If this makes sense, and if anyone has any great repair ideas (I'm hours from an REI or good outdoor store), let me know. Thanks, Buen camino, Laurie
I was able to do some walking in Galicia recently, and was happy to have my Black Diamond Z-poles with me. HOWEVER
, at some point I messed one of them up. Hope I can explain this, but what I now see when one of my poles is collapsed is that one of the joints just shows a cord. That is, the blue rubber covering has disappeared, and I don't see the same mechanism as I see at other the joints of the pole.
If this makes sense, and if anyone has any great repair ideas (I'm hours from an REI or good outdoor store), let me know. Thanks, Buen camino, Laurie
My wife and I have this problem with both pairs or our Z-Poles, her's came all the way out and mine are starting to. The problem and fix are what you were told by the manufacturer. This joint has disassembled itself and must be retrieved from the upper section it slid into and put back and glued into the lower section to function properly, it has nothing to do with cord tension adjustment or the snap button.
The Z-joint consists of a 50mm (~ 2in) long inner aluminum tube that the manufacturer inserted half way into the upper end of the section below the joint and glued in place, leaving the other half (25mm) sticking out - this is the shiny smaller diameter tube you see projecting from the lower section of a non-failed joint when the poles are folded. The flexible, rubbery sleeve that protects the cord from being cut by the sharp edges of the folded tubes is fixed in place in the upward facing end of the small tube and slides into the section above when the poles are assembled. The joint gets its lateral stiffness (resistance to bending) from the overlap of this inner joint tube with the two outer tubes, to do its job effectively it must be insert about equally into the tubes on either side of the joint.

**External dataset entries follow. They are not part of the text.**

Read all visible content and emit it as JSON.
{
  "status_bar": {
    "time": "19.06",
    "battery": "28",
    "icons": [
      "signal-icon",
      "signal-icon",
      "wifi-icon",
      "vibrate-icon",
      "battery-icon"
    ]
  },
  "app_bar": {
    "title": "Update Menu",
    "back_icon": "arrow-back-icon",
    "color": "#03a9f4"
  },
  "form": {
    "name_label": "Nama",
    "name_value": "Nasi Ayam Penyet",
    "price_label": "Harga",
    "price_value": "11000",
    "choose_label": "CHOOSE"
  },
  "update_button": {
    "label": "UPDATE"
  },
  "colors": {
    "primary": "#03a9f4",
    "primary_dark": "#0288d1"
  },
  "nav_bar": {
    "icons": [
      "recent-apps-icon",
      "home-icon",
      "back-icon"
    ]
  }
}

With use the the glue holding this joint tube in place fails, allowing the joint tube to work itself out of the lower tube and, in both the poster's case as well as my wife's, it slid all the way up into the next higher section. Black Diamond suggests extracting it from the upper section using a small screwdriver, we managed it using the handle end of a metalworking file which generally have sharp edges that can grab the inside edge of the joint tube for twisting as one pulls.

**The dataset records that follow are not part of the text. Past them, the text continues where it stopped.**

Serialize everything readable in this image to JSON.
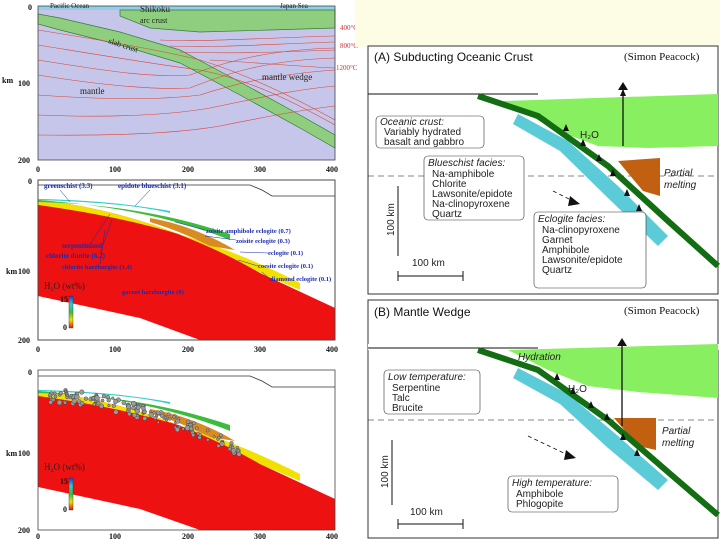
{
  "panel1": {
    "labels": {
      "pacific": "Pacific Ocean",
      "shikoku": "Shikoku",
      "japan_sea": "Japan Sea",
      "arc_crust": "arc crust",
      "slab_crust": "slab crust",
      "mantle": "mantle",
      "mantle_wedge": "mantle wedge",
      "km": "km"
    },
    "isotherms": [
      "400°C",
      "800°C",
      "1200°C"
    ],
    "x_ticks": [
      "0",
      "100",
      "200",
      "300",
      "400"
    ],
    "y_ticks": [
      "0",
      "100",
      "200"
    ]
  },
  "panel2": {
    "facies": [
      "greenschist (3.3)",
      "epidote blueschist (3.1)",
      "zoisite amphibole eclogite (0.7)",
      "zoisite eclogite (0.3)",
      "eclogite (0.1)",
      "coesite eclogite (0.1)",
      "diamond eclogite (0.1)",
      "serpentinized",
      "chlorite dunite (6.2)",
      "chlorite harzburgite (1.4)",
      "garnet harzburgite (0)"
    ],
    "legend_title": "H₂O (wt%)",
    "legend_max": "15",
    "legend_min": "0",
    "km": "km",
    "x_ticks": [
      "0",
      "100",
      "200",
      "300",
      "400"
    ],
    "y_ticks": [
      "0",
      "100",
      "200"
    ]
  },
  "panel3": {
    "legend_title": "H₂O (wt%)",
    "legend_max": "15",
    "legend_min": "0",
    "km": "km",
    "x_ticks": [
      "0",
      "100",
      "200",
      "300",
      "400"
    ],
    "y_ticks": [
      "0",
      "100",
      "200"
    ]
  },
  "panelA": {
    "title": "(A) Subducting Oceanic Crust",
    "credit": "(Simon Peacock)",
    "oceanic_crust": [
      "Oceanic crust:",
      "Variably hydrated",
      "basalt and gabbro"
    ],
    "blueschist": [
      "Blueschist facies:",
      "Na-amphibole",
      "Chlorite",
      "Lawsonite/epidote",
      "Na-clinopyroxene",
      "Quartz"
    ],
    "eclogite": [
      "Eclogite facies:",
      "Na-clinopyroxene",
      "Garnet",
      "Amphibole",
      "Lawsonite/epidote",
      "Quartz"
    ],
    "h2o": "H₂O",
    "partial_melting": [
      "Partial",
      "melting"
    ],
    "scale_km": "100 km",
    "vert_km": "100 km"
  },
  "panelB": {
    "title": "(B) Mantle Wedge",
    "credit": "(Simon Peacock)",
    "hydration": "Hydration",
    "low_temp": [
      "Low temperature:",
      "Serpentine",
      "Talc",
      "Brucite"
    ],
    "high_temp": [
      "High temperature:",
      "Amphibole",
      "Phlogopite"
    ],
    "h2o": "H₂O",
    "partial_melting": [
      "Partial",
      "melting"
    ],
    "scale_km": "100 km",
    "vert_km": "100 km"
  },
  "colors": {
    "mantle_lavender": "#c5c6e9",
    "slab_green": "#8fce7e",
    "wedge_green": "#88f060",
    "water_cyan": "#5ccbd8",
    "melt_brown": "#c06010",
    "slab_dark": "#136d13",
    "red": "#ee1111"
  }
}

Before gluing, clean the surfaces to be bonded with an oil-free solvent, rubbing alcohol or methanol should do, and you may want to rough up the bonding surfaces with medium emery paper followed by another alcohol wipe - many glues don't bond well to metals and benefit from some mechanical interlocking (it appears Black Diamond failed to do this). You want to both degrease the joint and remove traces of the original adhesive from both the joint tube and the lower section that it will be glued back into. It looked like the original adhesive on my wife's may have been a type of superglue - we used a thin bladed knife to scrape it out (the end of a file or any sharp tool should do), follow this with emery paper wrapped around a pencil or dowel, then an alcohol moistened cloth or cotton wrapped around a dowel.
You can try superglue, but a compliant (not brittle) structural adhesive may be a better choice for resisting the repetitive flexing these joints receive - my favorite is 3M's type 2216, ask around. The epoxy "JB-Weld" also should work. Thick epoxies generally can be thinned with alcohol but other types of glues may require different thinners. After the joint tube is back in place, wipe off any glue residue from the joint before it sets - an alcohol moistened rag will work for epoxies. To be on the safe side, wait for the glue to set before reassembling the pole.
Another problem we've had is cutting of the protective sleeve by the tube edges. BD says these can't be replaced, but suggests that superglue, applied to a developing cut, may extend their life. Gluing on a patch of tough material (urethane rubber, leather, etc., or wrapping with cloth "friction tape" also may help. Inspection is your friend.